An analysis of stool samples from patients in Mozambique, nearly half of whom had HIV, found high rates of antibiotic resistance in diarrheal pathogens, researchers reported late last week in BMC Infectious Diseases.
In the study, researchers from Mozambique and the United States conducted antibiotic susceptibility testing on 157 stool isolates recovered from 129 patients at two health centers, including 68 HIV infected and 61 uninfected individuals. The isolates, which consisted of 99 Salmonella, 45 Shigella, and 13 Campylobacter strains, were tested against six antibiotics on Mozambique's national essential medicines list.
All isolates drug-resistant
All isolates were resistant to at least one antibiotic, with the vast majority of Salmonella and Shigella isolates resistant to trimethoprim-sulfamethoxazole (89.9% and 86.6%, respectively). In addition, most Salmonella isolates were resistant to erythromycin (88.9%) and tetracycline (76.8%), most Shigella isolates were resistant to tetracycline (68.9%), and most Campylobacter isolates were resistant to erythromycin, azithromycin, and tetracycline (92.3% for all three antibiotics). Multidrug resistance was observed in 79.8% of Salmonella, 76.9% of Campylobacter, and 57.8% of Shigella isolates.
Drug susceptibility profiles for Salmonella and Campylobacter were similar in HIV-infected and uninfected patients, but Shigella isolates from uninfected patients were significantly more likely to be resistant to erythromycin or azithromycin or exhibit multidrug resistance.
The high prevalence of antibiotic resistance findings in this study is likely due to multiple factors.
The study authors say the high rate of resistance to trimethoprim-sulfamethoxazole is particularly concerning, since it is often the treatment of choice for patients with diarrhea and is used as prophylaxis for opportunistic infections in HIV patients.

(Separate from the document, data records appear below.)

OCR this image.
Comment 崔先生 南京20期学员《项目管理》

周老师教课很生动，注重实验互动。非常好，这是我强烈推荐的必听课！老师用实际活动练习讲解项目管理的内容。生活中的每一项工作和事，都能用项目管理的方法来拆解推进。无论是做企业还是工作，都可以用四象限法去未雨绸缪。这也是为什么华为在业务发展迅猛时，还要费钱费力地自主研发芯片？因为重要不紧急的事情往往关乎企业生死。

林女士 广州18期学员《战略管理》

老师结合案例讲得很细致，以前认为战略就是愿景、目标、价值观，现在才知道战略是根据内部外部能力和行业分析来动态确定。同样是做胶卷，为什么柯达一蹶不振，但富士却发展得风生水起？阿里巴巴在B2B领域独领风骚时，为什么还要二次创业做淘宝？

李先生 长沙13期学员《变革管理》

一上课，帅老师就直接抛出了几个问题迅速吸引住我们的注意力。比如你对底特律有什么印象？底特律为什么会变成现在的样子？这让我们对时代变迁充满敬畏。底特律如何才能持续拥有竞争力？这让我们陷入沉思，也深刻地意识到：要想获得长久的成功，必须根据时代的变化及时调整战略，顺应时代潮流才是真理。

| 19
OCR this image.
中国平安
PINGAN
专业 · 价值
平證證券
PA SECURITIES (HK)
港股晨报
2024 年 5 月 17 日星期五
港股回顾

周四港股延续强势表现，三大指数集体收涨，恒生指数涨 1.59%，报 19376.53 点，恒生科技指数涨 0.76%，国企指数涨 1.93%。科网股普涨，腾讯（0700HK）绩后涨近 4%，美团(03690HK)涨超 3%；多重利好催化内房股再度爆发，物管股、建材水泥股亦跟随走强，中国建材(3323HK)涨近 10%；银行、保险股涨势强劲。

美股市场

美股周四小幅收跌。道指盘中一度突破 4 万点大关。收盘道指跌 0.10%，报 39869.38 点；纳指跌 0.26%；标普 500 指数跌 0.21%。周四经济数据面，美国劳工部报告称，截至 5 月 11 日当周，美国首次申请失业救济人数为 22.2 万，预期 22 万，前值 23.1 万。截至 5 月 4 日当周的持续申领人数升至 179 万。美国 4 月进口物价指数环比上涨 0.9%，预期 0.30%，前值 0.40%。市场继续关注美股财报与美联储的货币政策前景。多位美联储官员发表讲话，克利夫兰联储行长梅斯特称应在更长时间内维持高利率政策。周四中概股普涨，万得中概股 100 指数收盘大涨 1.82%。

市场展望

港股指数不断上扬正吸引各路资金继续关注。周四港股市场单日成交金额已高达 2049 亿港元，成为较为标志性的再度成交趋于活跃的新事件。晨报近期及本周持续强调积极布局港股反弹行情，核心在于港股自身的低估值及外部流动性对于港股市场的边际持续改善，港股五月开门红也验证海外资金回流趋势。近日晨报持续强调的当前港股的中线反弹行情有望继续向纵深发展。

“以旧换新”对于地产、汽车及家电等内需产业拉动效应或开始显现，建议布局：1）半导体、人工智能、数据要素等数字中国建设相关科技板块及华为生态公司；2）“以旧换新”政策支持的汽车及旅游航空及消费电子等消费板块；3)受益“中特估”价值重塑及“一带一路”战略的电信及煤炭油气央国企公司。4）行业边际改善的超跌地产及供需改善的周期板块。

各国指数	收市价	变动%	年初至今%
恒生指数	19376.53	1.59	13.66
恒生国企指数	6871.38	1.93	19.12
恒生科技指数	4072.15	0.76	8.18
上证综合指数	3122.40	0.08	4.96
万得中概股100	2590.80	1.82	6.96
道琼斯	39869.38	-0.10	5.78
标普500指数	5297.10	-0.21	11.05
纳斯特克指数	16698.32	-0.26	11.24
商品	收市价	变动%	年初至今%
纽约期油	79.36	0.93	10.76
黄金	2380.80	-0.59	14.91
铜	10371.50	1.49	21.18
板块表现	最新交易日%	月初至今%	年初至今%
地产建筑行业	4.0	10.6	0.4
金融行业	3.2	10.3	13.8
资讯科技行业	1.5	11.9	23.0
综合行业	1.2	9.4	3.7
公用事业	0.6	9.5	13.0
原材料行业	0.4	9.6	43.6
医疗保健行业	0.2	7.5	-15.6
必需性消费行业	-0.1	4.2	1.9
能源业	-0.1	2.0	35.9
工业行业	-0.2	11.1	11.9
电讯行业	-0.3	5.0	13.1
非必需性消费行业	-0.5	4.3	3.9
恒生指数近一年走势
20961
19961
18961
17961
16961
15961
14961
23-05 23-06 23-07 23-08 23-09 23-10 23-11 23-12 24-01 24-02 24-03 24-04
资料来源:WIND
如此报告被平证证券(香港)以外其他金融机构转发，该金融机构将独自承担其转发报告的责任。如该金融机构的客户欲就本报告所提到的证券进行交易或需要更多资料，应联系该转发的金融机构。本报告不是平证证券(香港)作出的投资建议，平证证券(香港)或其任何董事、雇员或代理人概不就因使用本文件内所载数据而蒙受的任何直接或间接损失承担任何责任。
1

"Overall, the high prevalence of antibiotic resistance findings in this study is likely due to multiple factors, including unrestricted and inappropriate use of antibiotics through self-medication, the sale of antibiotics in informal markets, cross-contamination through environmental and food sources, and the use of antibiotics in animal husbandry without proper guidance from healthcare professionals," the study authors wrote. "Our results highlight the critical need for implementing measures to promote responsible antibiotic use in both human and animal populations."